On his release Penry married a lady of Northampton and lived there for some years. With the assistance of Sir Richard Knightley, he set up a printing press, which for nearly a year from Michaelmas 1588 was in active operation. It was successively located at East Moulsey (Surrey), Fawsley (Northamptonshire), Coventry and other places in Warwickshire, and finally at Manchester, where it was seized in August 1589. On it were printed Penry's Exhortation to the governours and people of Wales, and View of... such publike wants and disorders as are in the service of God... in Wales; as well as the celebrated Martin Marprelate tracts.

In January 1590, his house at Northampton was searched and his papers seized, but he succeeded in escaping to Scotland. There he published several tracts, as well as a translation of a learned theological work known as Theses Genevenses.

==Return to England and death==
Returning to England in September 1592, he joined the separatist, or Brownist, congregation in London, in which he declined to take office, though after the arrest of ministers Francis Johnson and John Greenwood, he seems to have been the regular preacher.
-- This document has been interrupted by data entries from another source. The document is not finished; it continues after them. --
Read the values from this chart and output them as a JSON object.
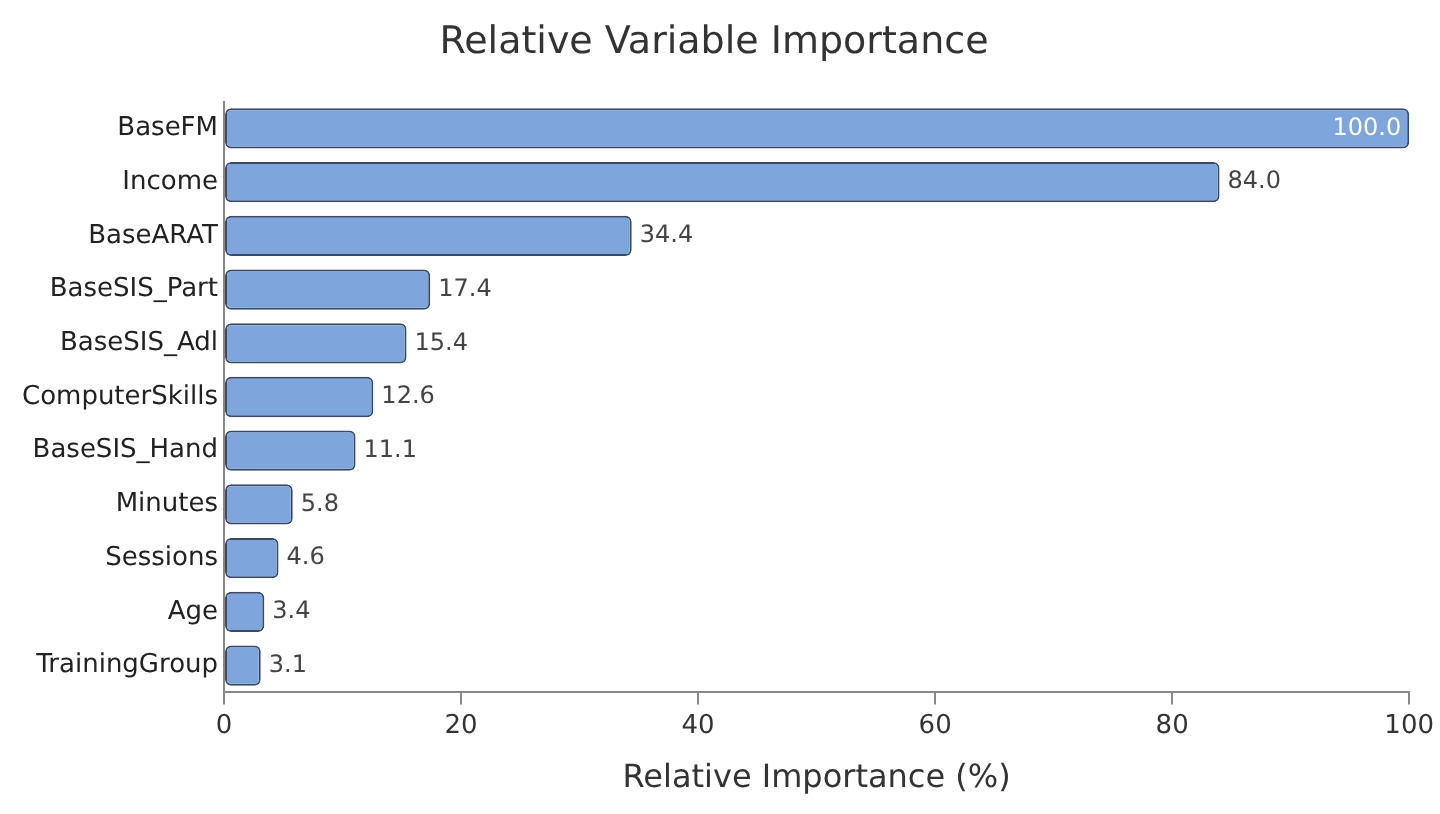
{
  "chart_data": {
    "type": "bar",
    "orientation": "horizontal",
    "title": "Relative Variable Importance",
    "xlabel": "Relative Importance (%)",
    "categories": [
      "BaseFM",
      "Income",
      "BaseARAT",
      "BaseSIS_Part",
      "BaseSIS_Adl",
      "ComputerSkills",
      "BaseSIS_Hand",
      "Minutes",
      "Sessions",
      "Age",
      "TrainingGroup"
    ],
    "values": [
      100.0,
      84.0,
      34.4,
      17.4,
      15.4,
      12.6,
      11.1,
      5.8,
      4.6,
      3.4,
      3.1
    ],
    "value_labels": [
      "100.0",
      "84.0",
      "34.4",
      "17.4",
      "15.4",
      "12.6",
      "11.1",
      "5.8",
      "4.6",
      "3.4",
      "3.1"
    ],
    "color": "#7ea6dc",
    "xlim": [
      0,
      100
    ],
    "xticks": [
      0,
      20,
      40,
      60,
      80,
      100
    ],
    "grid": false,
    "legend": false
  }
}
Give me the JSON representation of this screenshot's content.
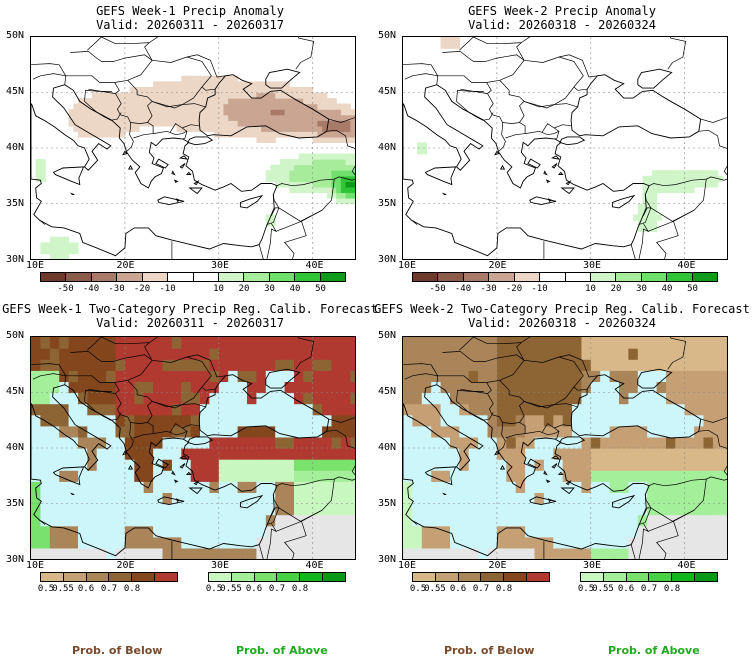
{
  "panels": [
    {
      "title": "GEFS Week-1 Precip Anomaly",
      "valid": "Valid: 20260311 - 20260317",
      "style": "anomaly"
    },
    {
      "title": "GEFS Week-2 Precip Anomaly",
      "valid": "Valid: 20260318 - 20260324",
      "style": "anomaly"
    },
    {
      "title": "GEFS Week-1 Two-Category Precip Reg. Calib. Forecast",
      "valid": "Valid: 20260311 - 20260317",
      "style": "prob-week1"
    },
    {
      "title": "GEFS Week-2 Two-Category Precip Reg. Calib. Forecast",
      "valid": "Valid: 20260318 - 20260324",
      "style": "prob-week2"
    }
  ],
  "axes": {
    "lat_labels": [
      "50N",
      "45N",
      "40N",
      "35N",
      "30N"
    ],
    "lon_labels": [
      "10E",
      "20E",
      "30E",
      "40E"
    ]
  },
  "anomaly_colorbar": {
    "colors": [
      "#6e3a2a",
      "#8c5a48",
      "#a87a68",
      "#c9a592",
      "#ecd6c6",
      "#ffffff",
      "#ffffff",
      "#cff5c8",
      "#a6ec9a",
      "#6fe06a",
      "#2fc436",
      "#0f9a1c"
    ],
    "ticks": [
      "-50",
      "-40",
      "-30",
      "-20",
      "-10",
      "10",
      "20",
      "30",
      "40",
      "50"
    ]
  },
  "below_colorbar": {
    "colors": [
      "#d8b888",
      "#c4a074",
      "#a98559",
      "#8d6434",
      "#83461d",
      "#b03a30"
    ],
    "ticks": [
      "0.5",
      "0.55",
      "0.6",
      "0.7",
      "0.8"
    ]
  },
  "above_colorbar": {
    "colors": [
      "#c8f8c0",
      "#a4f09a",
      "#78e26c",
      "#48d044",
      "#14b41e",
      "#0a9818"
    ],
    "ticks": [
      "0.5",
      "0.55",
      "0.6",
      "0.7",
      "0.8"
    ]
  },
  "footer": {
    "below_label": "Prob. of Below",
    "above_label": "Prob. of Above",
    "below_color": "#7a4a2a",
    "above_color": "#1faa1f"
  }
}
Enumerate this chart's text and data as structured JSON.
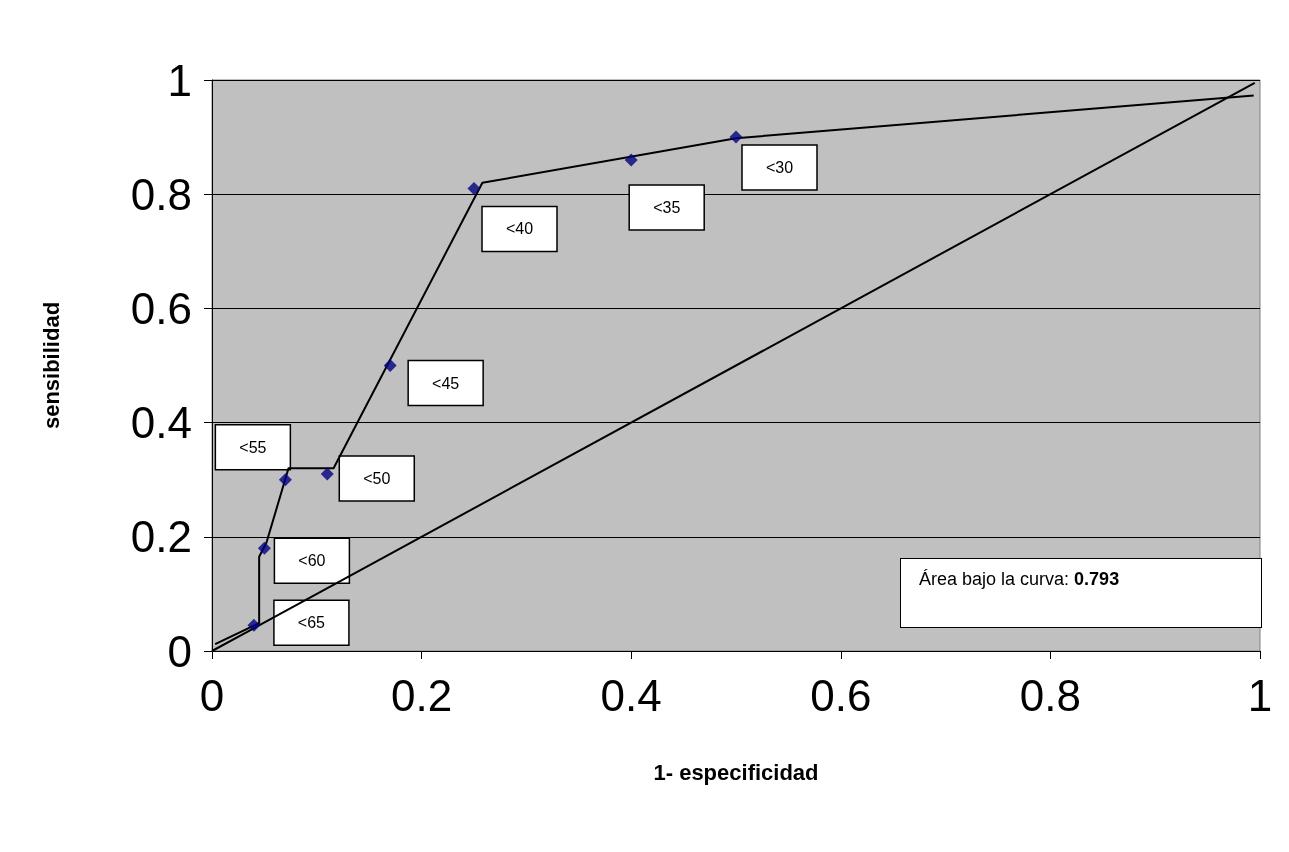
{
  "chart_data": {
    "type": "line",
    "xlabel": "1- especificidad",
    "ylabel": "sensibilidad",
    "xlim": [
      0,
      1
    ],
    "ylim": [
      0,
      1
    ],
    "xticks": [
      0,
      0.2,
      0.4,
      0.6,
      0.8,
      1
    ],
    "yticks": [
      0,
      0.2,
      0.4,
      0.6,
      0.8,
      1
    ],
    "grid": "y",
    "series": [
      {
        "color": "#000000",
        "x": [
          0.003,
          0.045,
          0.045,
          0.052,
          0.073,
          0.116,
          0.258,
          0.5,
          0.994
        ],
        "values": [
          0.012,
          0.049,
          0.165,
          0.19,
          0.32,
          0.32,
          0.82,
          0.898,
          0.973
        ],
        "marker": "none"
      },
      {
        "type": "scatter",
        "color": "#000080",
        "x": [
          0.04,
          0.05,
          0.07,
          0.11,
          0.17,
          0.25,
          0.4,
          0.5
        ],
        "values": [
          0.045,
          0.18,
          0.3,
          0.31,
          0.5,
          0.81,
          0.86,
          0.9
        ],
        "marker": "diamond"
      },
      {
        "color": "#000000",
        "x": [
          0,
          0.995
        ],
        "values": [
          0,
          0.995
        ],
        "marker": "none"
      }
    ],
    "annotations": [
      {
        "text": "<65",
        "x": 0.04,
        "y": 0.045
      },
      {
        "text": "<60",
        "x": 0.05,
        "y": 0.18
      },
      {
        "text": "<55",
        "x": 0.07,
        "y": 0.3
      },
      {
        "text": "<50",
        "x": 0.11,
        "y": 0.31
      },
      {
        "text": "<45",
        "x": 0.17,
        "y": 0.5
      },
      {
        "text": "<40",
        "x": 0.25,
        "y": 0.81
      },
      {
        "text": "<35",
        "x": 0.4,
        "y": 0.86
      },
      {
        "text": "<30",
        "x": 0.5,
        "y": 0.9
      },
      "Área bajo la curva: 0.793"
    ]
  }
}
He was arrested in March 1593 following his recognition by the local vicar at Ratcliff and imprisoned in Poultry Compter while efforts were made to find some pretext for a capital charge.

Failing this a charge of sedition was based on the rough draft of a petition to Queen Elizabeth I that had been found among his private papers; the language was harsh and offensive, but had been neither presented nor published. He was convicted by the Queen's Bench on 21 May 1593, and hanged at St Thomas-a-Watering on 29 May at the unusual hour of 4 p.m., without being granted permission to see his wife, Eleanor, or their four young daughters, Deliverance, Comfort, Safety and Sure-Hope before his death. The signature of his old enemy Whitgift was the first of those affixed to the death warrant.